Citing a draft amendment to Portugal’s medical cannabis legislation, the Lusa news agency reported on Tuesday that the cultivation of EU-certified industrial hemp could soon be regulated by four state agencies:
- The Agriculture and Fisheries Financing Institute.
- The Judiciary Police.
- The National Republican Guard.
- The Public Security Police.
Under the draft regulation, authorization to grow industrial hemp must be requested from Portugal’s phytosanitory authorities at the General Directorate of Food and Veterinary Affairs (DGAV).
According to the Lusa report, the application fee for hemp cultivation would be 50 euros, plus the cost of laboratory tests where necessary.
Portugal’s CannaCasa hemp association has not seen the draft amendment, nor was it contacted by authorities to provide an opinion on its contents, João Costa, CannaCasa vice president, told Hemp Industry Daily.
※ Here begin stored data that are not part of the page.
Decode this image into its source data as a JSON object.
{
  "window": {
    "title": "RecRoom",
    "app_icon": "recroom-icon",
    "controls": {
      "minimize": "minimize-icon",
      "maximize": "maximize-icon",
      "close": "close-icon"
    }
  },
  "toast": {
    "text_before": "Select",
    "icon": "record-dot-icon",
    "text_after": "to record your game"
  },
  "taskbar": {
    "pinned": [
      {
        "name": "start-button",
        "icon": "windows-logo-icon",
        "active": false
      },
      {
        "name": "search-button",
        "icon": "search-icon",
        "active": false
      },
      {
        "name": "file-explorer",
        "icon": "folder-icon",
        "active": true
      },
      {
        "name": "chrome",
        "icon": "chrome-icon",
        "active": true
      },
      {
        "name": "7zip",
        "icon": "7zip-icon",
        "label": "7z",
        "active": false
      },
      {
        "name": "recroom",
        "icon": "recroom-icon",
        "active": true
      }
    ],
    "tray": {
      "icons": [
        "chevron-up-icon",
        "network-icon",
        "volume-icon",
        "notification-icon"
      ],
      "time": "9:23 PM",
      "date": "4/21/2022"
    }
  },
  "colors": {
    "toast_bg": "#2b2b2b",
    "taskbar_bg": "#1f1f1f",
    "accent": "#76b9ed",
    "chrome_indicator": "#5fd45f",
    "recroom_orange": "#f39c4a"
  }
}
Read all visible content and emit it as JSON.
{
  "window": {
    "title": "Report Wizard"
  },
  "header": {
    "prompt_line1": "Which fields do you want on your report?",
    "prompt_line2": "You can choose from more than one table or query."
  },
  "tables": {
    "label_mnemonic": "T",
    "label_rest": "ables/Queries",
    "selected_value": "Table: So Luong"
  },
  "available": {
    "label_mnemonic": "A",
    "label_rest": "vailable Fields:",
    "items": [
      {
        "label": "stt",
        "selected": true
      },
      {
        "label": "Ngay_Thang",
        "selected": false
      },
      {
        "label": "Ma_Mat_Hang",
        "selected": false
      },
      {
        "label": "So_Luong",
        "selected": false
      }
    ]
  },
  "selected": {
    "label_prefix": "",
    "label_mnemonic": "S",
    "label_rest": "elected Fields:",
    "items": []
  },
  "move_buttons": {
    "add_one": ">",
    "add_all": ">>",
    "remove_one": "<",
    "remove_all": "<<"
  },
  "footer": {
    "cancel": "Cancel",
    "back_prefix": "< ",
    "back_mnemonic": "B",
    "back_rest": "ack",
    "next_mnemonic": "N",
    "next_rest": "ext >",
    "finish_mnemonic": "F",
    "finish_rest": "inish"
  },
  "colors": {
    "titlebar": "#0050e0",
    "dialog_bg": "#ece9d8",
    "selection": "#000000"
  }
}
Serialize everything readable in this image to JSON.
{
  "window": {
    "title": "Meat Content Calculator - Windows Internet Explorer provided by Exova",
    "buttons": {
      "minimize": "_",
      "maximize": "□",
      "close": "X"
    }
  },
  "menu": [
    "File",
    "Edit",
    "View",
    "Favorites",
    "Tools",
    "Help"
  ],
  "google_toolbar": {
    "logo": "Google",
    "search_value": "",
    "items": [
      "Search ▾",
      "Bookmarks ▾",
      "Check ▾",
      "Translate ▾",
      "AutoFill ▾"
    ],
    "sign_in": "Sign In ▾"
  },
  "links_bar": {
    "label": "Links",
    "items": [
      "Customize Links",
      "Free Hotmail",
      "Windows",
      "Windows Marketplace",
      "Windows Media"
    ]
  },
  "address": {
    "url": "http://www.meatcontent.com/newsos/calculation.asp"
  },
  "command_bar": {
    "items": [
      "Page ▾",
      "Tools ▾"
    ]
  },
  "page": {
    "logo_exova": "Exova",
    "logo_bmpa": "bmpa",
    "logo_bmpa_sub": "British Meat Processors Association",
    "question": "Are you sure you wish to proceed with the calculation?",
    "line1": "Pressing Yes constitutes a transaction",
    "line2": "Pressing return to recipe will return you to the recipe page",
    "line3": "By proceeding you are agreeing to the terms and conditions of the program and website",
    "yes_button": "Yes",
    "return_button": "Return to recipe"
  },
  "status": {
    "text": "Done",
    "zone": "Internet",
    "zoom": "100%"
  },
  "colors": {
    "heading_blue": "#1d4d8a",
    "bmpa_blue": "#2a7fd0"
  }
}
Portugal’s hemp farmers have been in limbo for more than a year due to a single sentence in the country’s new medical cannabis law that created ambiguity about which authorities were responsible for controlling hemp cultivation.
The DGAV ceased inspecting hemp seeds after the medical cannabis law took effect in 2018. The inspections had been verifying that varieties were EU-certified.
Without inspections, farmers had no way of proving to potential buyers that they used certified seeds, Costa said.
“We as an association are happy that finally hemp will be regulated in Portugal,” Costa said.